I’m going to present to you a scenario that Picard finds himself dealing with in the course of his time on the starship Enterprise, his android crewmate and friend Commander Data is ordered to report for a research assignment in which Data himself will be studied and potentially others like him constructed, the contention of the scientist wanting to do this is that Data as an android is not a sentient lifeform but a machine and therefore the property of Starfleet, the organisation he serves, so he has no choice but to comply with the order. In essence, he’s different and because he’s different the rules that apply to us do not apply to him. It’s a repulsive argument, it’s wrong, it’s alarming and sadly It’s a very convenient argument for the person trying to get their way, it’s also an argument that’s unfortunately been used far too many times throughout history to justify atrocity after atrocity and wrong after wrong – empires built on slavery led by people who thought themselves superior to those who built the structures of those same empires.
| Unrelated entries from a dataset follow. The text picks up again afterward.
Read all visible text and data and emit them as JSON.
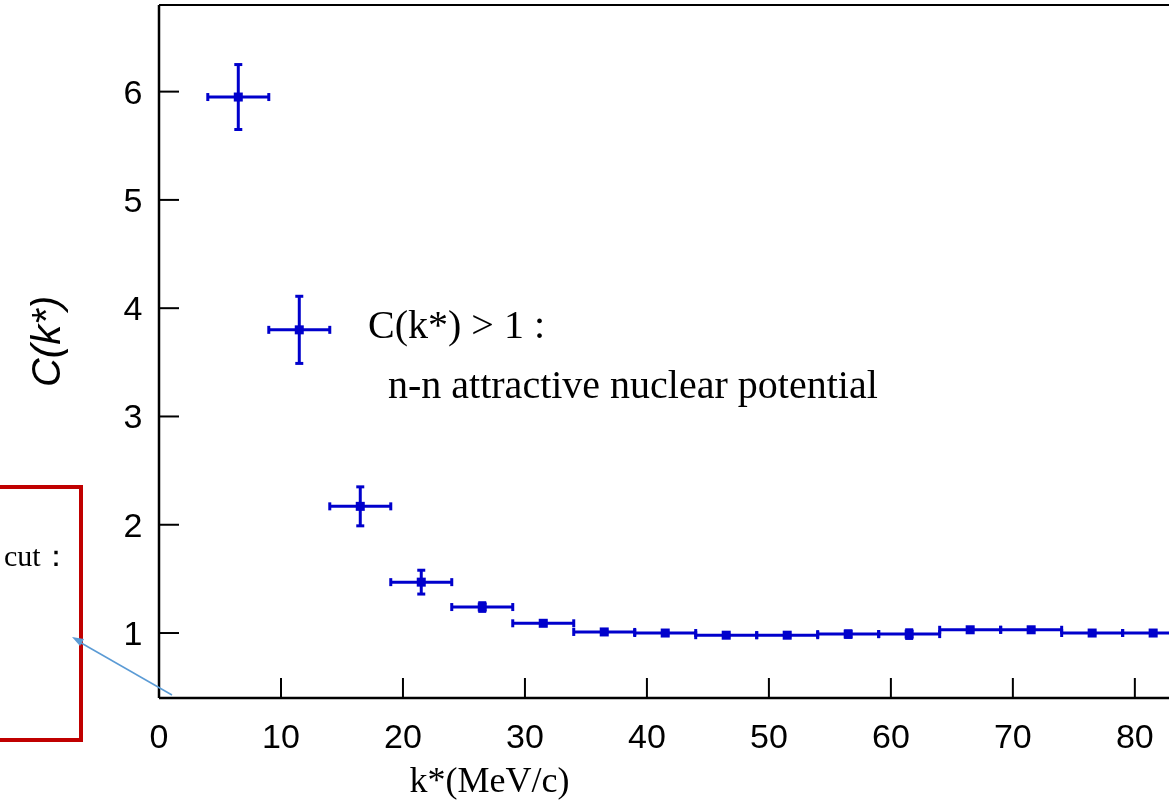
{
  "chart_data": {
    "type": "scatter",
    "xlabel": "k*(MeV/c)",
    "ylabel": "C(k*)",
    "marker": "square",
    "color": "#0000cc",
    "x": [
      6.5,
      11.5,
      16.5,
      21.5,
      26.5,
      31.5,
      36.5,
      41.5,
      46.5,
      51.5,
      56.5,
      61.5,
      66.5,
      71.5,
      76.5,
      81.5
    ],
    "values": [
      5.95,
      3.8,
      2.17,
      1.47,
      1.24,
      1.09,
      1.01,
      1.0,
      0.98,
      0.98,
      0.99,
      0.99,
      1.03,
      1.03,
      1.0,
      1.0
    ],
    "errors": [
      0.3,
      0.31,
      0.18,
      0.11,
      0.04,
      0.02,
      0.01,
      0.01,
      0.01,
      0.01,
      0.03,
      0.04,
      0.01,
      0.01,
      0.01,
      0.02
    ],
    "xerrors": [
      2.5,
      2.5,
      2.5,
      2.5,
      2.5,
      2.5,
      2.5,
      2.5,
      2.5,
      2.5,
      2.5,
      2.5,
      2.5,
      2.5,
      2.5,
      2.5
    ],
    "xlim": [
      0,
      82.8
    ],
    "ylim": [
      0.4,
      6.8
    ],
    "xticks": [
      0,
      10,
      20,
      30,
      40,
      50,
      60,
      70,
      80
    ],
    "yticks": [
      1,
      2,
      3,
      4,
      5,
      6
    ],
    "annotations": [
      "C(k*) > 1 :",
      "n-n attractive nuclear potential",
      "cut："
    ]
  }
}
Look at Micah, read that indictment, despite everything done for them, despite the delivery out of slavery in Egypt, despite everything taught to them, despite every prophet sent why is the lesson of history still not learned? Now I ask that in respect of the cycle of the old testament – everything is fine, the Israelites stray, God sends a prophet to bring them back, people repent and everything goes back to being fine until the next time. It plays on repeat. The Israelites have been told what is good and what is required of them to do what is right, to love mercy and to walk humbly with God. They’ve been told that and the cycle of the old testament and events contained within is such that it’s apparent that the Israelites don’t listen. But apply it more broadly, does it apply today? The sentiment of the question does, the tone of the indictment certainly does, but in totality? No because there will always be faith, there will always be hope and there will always be love. We come from many different places, from many different backgrounds but we all have things in common, our past experience amplifies that which we share, adding a vibrancy to it and through that we see the true wonder of it all there’s far more that unites us than divides, and that which divides can be overcome.
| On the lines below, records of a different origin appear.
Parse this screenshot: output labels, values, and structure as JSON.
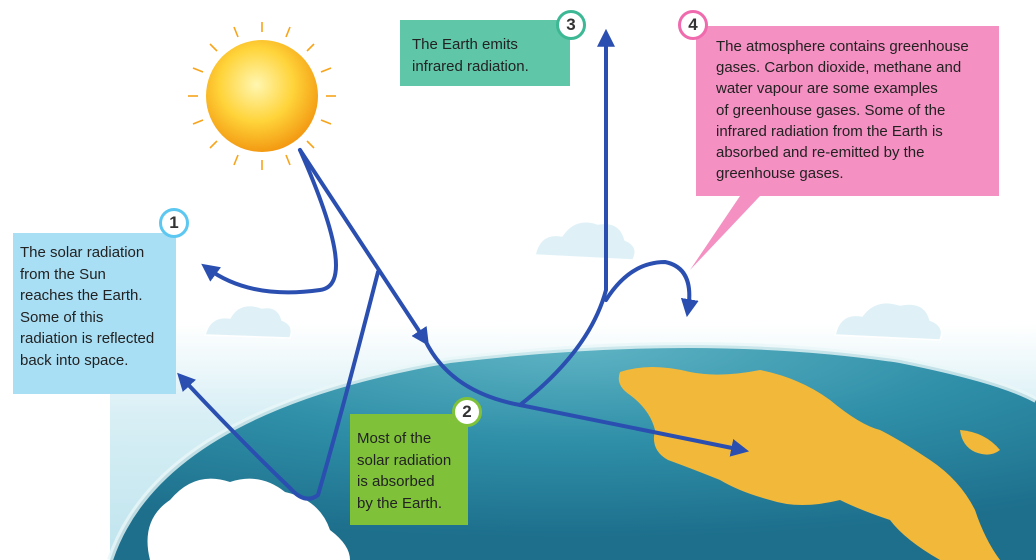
{
  "callouts": {
    "step1": {
      "number": "1",
      "text": "The solar radiation\nfrom the Sun\nreaches the Earth.\nSome of this\nradiation is reflected\nback into space."
    },
    "step2": {
      "number": "2",
      "text": "Most of the\nsolar radiation\nis absorbed\nby the Earth."
    },
    "step3": {
      "number": "3",
      "text": "The Earth emits\ninfrared radiation."
    },
    "step4": {
      "number": "4",
      "text": "The atmosphere contains greenhouse\ngases. Carbon dioxide, methane and\nwater vapour are some examples\nof greenhouse gases. Some of the\ninfrared radiation from the Earth is\nabsorbed and re-emitted by the\ngreenhouse gases."
    }
  },
  "colors": {
    "arrow": "#2a4fb0",
    "box1": "#a9dff5",
    "box2": "#7fc23a",
    "box3": "#5fc6a8",
    "box4": "#f490c2",
    "ocean": "#2f8fa8",
    "land": "#f2b83a",
    "atmosphere": "#bfe6f0"
  }
}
Now to go back to Picard and how he handles Data’s situation, he argues the following point “to build hundreds maybe thousands more Data’s isn’t that becoming a race and won’t we be judged by how we treat that race?” the question goes unanswered in the episode but let’s be clear the answer to the question is yes, we will judged by that. When asked what the most important commandment is Jesus says “Love your neighbour as yourself.”, or to put it another way do unto others as you would have them do unto you. Another way of looking at it is “love one another as I have loved you” And what love is that? The all loving unconditional kind of love. And let’s be clear what that means, it means it doesn’t matter what colour skin someone has, it doesn’t matter which country someone comes from, it doesn’t matter what gender they identify as, what sex they are, what background they come from, what sexual orientation they have. No none of that matters, no that’s what divides, that’s what tempts the dark, that’s what allows the darkness to spread, to linger and fester. What matters is as seen in our Colossians reading “Christ is all that matters and he lives in all of us.”
The Welsh poet Dylan Thomas writes “Do not go gentle into that good night… rage, rage against the dying of the light.” We see injustice, wrongfulness, despair and many more things seemingly insurmountable in a bit of a bleak world landscape out there, so why not do something about it? Do not go gentle into the world out there but go boldly, go knowing that you have the love of God in each of you, regardless of what makes you different from others, and take a stand against injustice, a stand against the ways of hatred, of division. Let the light shine brightly and spread it out, prove what we know to be true, all are deserving of mercy, all are deserving of love. There is strength in unity, there is strength in diversity and there is strength in understanding. Don’t go gentle, go boldly.